Fome: uma doença social. Entrevista especial com Elaine de Azevedo

“Os inúmeros subtítulos dos alimentos saudáveis – light, vegano, diet, orgânico, ayurveda, tradicional, caipira, colonial – iludem o comedor ao desqualificar a origem dos alimentos. Isto é, sem dúvida, o elemento que realmente define uma alimentação saudável”, adverte a nutricionista

Foto: Diário do Vale

Por: Arthur Romanzini Lazzarotto e Patricia Fachin | 23 Fevereiro 2023

“A fome é doença social e precisa ser abordada a partir de intervenções econômicas, políticas, ambientais, culturais e sociais. É uma problemática complexa que expressa sobre o corpo humano as desigualdades e as injustiças sociais que um ser humano sofre”, disse Elaine de Azevedo, doutora em Sociologia Política, ao Instituto Humanitas Unisinos – IHU.

Segundo ela, apesar de as diferentes áreas da ciência, a exemplo da nutrição social, produzirem conhecimentos específicos para acabar com a fome, esse problema social “só vai realmente acabar quando toda a população puder se alimentar com dietas saudáveis, o que significa ter o direito de escolher alimentos de qualidade a partir de uma renda básica digna, de acesso a emprego, terra, moradia e serviços de saúde e educação de qualidade”.

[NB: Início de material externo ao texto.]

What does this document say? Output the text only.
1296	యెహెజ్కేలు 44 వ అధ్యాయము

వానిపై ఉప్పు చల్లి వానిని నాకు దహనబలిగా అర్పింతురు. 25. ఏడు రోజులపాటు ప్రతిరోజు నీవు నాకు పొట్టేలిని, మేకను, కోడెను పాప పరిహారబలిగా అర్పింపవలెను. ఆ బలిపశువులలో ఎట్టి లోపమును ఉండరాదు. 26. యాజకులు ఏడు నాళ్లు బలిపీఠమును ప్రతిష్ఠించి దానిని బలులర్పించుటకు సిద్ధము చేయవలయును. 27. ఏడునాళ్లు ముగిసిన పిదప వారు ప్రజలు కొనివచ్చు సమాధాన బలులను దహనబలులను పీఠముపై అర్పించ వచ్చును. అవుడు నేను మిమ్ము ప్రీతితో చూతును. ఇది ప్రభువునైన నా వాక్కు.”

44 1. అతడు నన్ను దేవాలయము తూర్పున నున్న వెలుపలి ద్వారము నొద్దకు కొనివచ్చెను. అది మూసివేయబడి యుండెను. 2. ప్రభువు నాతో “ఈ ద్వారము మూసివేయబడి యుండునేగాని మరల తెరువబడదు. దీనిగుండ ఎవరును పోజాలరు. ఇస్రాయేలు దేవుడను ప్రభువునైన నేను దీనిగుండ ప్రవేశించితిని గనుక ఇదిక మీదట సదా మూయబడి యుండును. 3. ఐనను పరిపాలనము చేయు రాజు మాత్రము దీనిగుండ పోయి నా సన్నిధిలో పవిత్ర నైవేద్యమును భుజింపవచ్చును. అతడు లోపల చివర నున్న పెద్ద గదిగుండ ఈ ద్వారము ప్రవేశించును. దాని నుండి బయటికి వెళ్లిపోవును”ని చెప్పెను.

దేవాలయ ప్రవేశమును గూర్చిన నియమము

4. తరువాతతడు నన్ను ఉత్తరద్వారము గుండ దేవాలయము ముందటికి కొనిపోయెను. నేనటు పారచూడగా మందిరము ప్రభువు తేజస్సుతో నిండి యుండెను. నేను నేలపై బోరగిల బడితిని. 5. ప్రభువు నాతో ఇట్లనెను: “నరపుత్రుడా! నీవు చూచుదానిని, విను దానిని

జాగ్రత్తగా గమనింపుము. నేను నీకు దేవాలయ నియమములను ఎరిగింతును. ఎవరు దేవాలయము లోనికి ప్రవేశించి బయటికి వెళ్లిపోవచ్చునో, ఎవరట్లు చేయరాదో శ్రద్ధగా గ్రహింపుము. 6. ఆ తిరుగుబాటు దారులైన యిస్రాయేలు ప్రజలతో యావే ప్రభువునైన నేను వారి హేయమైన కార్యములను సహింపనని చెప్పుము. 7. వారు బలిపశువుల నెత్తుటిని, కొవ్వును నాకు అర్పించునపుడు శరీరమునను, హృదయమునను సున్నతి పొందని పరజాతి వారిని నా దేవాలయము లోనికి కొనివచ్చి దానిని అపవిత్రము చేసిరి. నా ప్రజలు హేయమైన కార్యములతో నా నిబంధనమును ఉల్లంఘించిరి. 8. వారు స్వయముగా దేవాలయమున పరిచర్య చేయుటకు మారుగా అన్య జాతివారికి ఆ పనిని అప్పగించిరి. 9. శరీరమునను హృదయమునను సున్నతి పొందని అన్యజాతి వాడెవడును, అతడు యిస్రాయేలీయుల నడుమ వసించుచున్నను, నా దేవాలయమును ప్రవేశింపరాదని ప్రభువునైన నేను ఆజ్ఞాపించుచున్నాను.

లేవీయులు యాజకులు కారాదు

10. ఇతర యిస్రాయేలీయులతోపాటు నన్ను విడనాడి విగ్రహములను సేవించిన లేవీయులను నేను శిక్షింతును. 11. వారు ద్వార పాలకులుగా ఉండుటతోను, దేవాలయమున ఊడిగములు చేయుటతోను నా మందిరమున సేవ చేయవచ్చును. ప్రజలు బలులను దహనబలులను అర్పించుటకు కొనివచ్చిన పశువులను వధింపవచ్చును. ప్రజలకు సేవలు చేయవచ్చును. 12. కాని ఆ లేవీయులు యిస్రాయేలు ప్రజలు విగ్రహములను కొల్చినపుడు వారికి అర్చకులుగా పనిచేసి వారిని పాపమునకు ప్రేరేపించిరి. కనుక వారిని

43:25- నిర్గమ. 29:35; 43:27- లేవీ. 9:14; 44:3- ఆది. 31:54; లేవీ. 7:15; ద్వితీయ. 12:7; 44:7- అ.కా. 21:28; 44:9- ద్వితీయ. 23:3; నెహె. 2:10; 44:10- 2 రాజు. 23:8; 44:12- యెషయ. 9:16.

Na entrevista a seguir, concedida por e-mail, Elaine reflete sobre as incoerências do sistema alimentar hegemônico, “cujo objetivo não é produzir soberania nem segurança alimentar”, e sobre suas implicações para o sistema médico farmacêutico, para a destruição da agricultura familiar e para a proliferação da fome nos grandes centros urbanos. “Os pequenos agricultores familiares e as comunidades tradicionais remanescentes do mundo rural foram obrigados a desistir da agricultura ou a migrar para as franjas das grandes cidades para serem explorados, junto com os grupos sociais mais vulneráveis socialmente – negros e, especialmente, mulheres negras – que não foram contemplados com terra, herança ou acesso à educação e à saúde. E no campo, nas florestas e nas cidades passam fome. Ou só comem alimentos de alta densidade energética, envenenados, de baixo custo e qualidade que promovem saciedade, insegurança alimentar e diversas enfermidades. São os mesmos alimentos ultraprocessados que, por incrível que pareça, também seduzem muitos que poderiam comer comida orgânica, de origem familiar, local, variada e fresca. É a tal da comida de verdade”, relata.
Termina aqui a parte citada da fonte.